Morning Ken, a question was raised in my mind as I read of this crime of taking life and the additional crimes that seem to grow with each happening.
Each evil act seems to need to outdo the next and yet as I read of this person I can not help but wonder of the cause of such unrest. What was the background of his childhood, of his family. Is capital punishment right or wrong opens much debate. Does the soldier in battle have the right to kill another human being. Can we become judge and jury, like this man did when he commited the crime.
Hard questions to ask but at the end of the day it will be God that will judge.

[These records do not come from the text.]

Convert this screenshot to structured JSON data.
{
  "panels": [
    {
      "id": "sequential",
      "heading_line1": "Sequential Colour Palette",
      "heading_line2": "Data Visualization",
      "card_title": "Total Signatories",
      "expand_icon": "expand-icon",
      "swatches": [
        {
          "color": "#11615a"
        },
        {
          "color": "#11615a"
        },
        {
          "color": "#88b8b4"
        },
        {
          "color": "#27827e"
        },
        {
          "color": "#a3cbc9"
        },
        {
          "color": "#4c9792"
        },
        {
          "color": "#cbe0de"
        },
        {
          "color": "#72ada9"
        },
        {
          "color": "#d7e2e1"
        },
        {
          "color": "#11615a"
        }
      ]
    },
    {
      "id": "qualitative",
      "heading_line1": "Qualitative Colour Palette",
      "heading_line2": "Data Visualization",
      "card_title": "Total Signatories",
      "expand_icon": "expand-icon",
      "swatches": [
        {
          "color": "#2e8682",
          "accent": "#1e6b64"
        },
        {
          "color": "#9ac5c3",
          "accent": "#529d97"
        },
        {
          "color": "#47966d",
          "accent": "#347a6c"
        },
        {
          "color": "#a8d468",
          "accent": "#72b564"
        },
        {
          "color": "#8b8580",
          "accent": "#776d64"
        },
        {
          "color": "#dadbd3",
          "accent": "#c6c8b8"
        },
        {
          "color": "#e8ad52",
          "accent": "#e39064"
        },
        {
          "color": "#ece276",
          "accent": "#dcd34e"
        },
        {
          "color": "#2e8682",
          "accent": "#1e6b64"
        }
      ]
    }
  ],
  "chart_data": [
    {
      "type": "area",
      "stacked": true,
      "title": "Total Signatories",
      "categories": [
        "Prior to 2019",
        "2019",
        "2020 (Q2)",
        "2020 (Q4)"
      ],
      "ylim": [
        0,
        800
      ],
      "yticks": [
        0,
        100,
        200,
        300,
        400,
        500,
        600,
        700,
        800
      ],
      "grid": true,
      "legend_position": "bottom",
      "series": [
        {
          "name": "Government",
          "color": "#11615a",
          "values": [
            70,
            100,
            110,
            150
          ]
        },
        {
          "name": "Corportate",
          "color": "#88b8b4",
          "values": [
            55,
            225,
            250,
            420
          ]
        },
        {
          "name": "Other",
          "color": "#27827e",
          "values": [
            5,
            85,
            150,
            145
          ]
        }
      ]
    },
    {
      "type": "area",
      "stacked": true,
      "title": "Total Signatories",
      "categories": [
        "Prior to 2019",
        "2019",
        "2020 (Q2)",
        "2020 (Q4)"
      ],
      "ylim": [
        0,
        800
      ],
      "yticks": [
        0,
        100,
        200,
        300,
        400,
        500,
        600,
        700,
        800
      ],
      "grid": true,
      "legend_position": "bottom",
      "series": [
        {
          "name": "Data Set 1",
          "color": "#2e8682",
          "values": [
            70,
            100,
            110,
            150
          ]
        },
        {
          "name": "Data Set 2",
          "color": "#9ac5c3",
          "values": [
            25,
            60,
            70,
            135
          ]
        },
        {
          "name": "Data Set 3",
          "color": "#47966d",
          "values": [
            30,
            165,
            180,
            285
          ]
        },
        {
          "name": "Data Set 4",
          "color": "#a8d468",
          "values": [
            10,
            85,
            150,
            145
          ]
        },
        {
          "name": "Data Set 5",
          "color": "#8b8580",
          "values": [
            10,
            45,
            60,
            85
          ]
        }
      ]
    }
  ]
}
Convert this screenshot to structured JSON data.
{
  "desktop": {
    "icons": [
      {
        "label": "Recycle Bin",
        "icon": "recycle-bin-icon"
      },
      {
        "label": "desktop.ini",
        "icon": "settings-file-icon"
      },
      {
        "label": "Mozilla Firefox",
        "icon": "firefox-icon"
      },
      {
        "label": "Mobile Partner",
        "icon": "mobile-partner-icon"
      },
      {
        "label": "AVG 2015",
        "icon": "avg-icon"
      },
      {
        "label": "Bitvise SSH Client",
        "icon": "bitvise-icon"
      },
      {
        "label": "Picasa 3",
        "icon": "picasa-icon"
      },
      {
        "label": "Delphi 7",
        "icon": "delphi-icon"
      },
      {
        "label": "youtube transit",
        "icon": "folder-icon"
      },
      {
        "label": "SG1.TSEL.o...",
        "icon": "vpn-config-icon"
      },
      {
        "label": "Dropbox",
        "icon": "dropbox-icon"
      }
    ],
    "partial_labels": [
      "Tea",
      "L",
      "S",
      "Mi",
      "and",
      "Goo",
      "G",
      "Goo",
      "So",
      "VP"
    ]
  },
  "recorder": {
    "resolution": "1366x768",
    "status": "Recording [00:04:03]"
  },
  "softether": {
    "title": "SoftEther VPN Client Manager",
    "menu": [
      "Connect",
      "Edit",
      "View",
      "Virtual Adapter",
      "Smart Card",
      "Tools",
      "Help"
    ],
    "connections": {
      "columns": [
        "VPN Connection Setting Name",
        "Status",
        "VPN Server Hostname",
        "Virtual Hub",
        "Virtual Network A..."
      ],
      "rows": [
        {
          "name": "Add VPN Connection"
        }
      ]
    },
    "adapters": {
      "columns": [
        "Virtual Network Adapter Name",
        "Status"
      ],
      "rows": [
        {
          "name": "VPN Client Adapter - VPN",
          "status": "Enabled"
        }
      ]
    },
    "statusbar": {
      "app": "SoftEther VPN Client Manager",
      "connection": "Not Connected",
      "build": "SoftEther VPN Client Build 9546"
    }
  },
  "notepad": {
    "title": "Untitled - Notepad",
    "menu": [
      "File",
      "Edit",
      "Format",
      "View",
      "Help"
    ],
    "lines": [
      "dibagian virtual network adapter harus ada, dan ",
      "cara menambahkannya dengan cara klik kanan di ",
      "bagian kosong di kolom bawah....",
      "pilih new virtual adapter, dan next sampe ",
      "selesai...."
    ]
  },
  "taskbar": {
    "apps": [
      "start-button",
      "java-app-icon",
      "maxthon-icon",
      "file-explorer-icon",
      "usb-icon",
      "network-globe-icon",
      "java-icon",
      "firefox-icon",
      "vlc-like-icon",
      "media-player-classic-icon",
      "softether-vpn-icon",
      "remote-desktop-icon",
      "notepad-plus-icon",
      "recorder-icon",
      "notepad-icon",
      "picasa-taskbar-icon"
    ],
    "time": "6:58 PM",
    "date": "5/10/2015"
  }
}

Your hub has certainly stirred my spirit as I think of what my response would be if it were someone I loved that was taken by a seemingly normal looking person. Evil comes in many forms, I pray that God gives us discernment to see it before it manifest itself, giving us courage to minister to the needed before its to late.
Blessings
Quill - Thanks for sharing your stirred up thoughts. All hard questions; all good questions. Many of the same ones that roil around inside my head.
Peace & blessings to you.
It would be nice if evil looked frightfully ugly. Of course, then everyone would know to steer clear. So evil looks ordinary. That makes it harder to recognize it for what it is--either in terms of recognizing in others or ourselves. Most frightening, though, is when evil looks beautiful, like Satan himself appearing as an angel of light.
Great hub.
allpurposeguru - Thank you for your comments. Like Aesop said, appearances are quite often deceiving. Blessings to you.




















Judah's Daughter says:
3 weeks ago
Very good hub. It's unfortunate to see such evil overtake an otherwise "normal" human being. Did evil possess the vessel and does destroying the vessel destroy the evil or set it free to roam to the next open vessel? May God have mercy upon each of us as He is the only One who can deliver our souls from the snares of the Evil One. Very sad indeed. I pray this man repented before he met his Lord.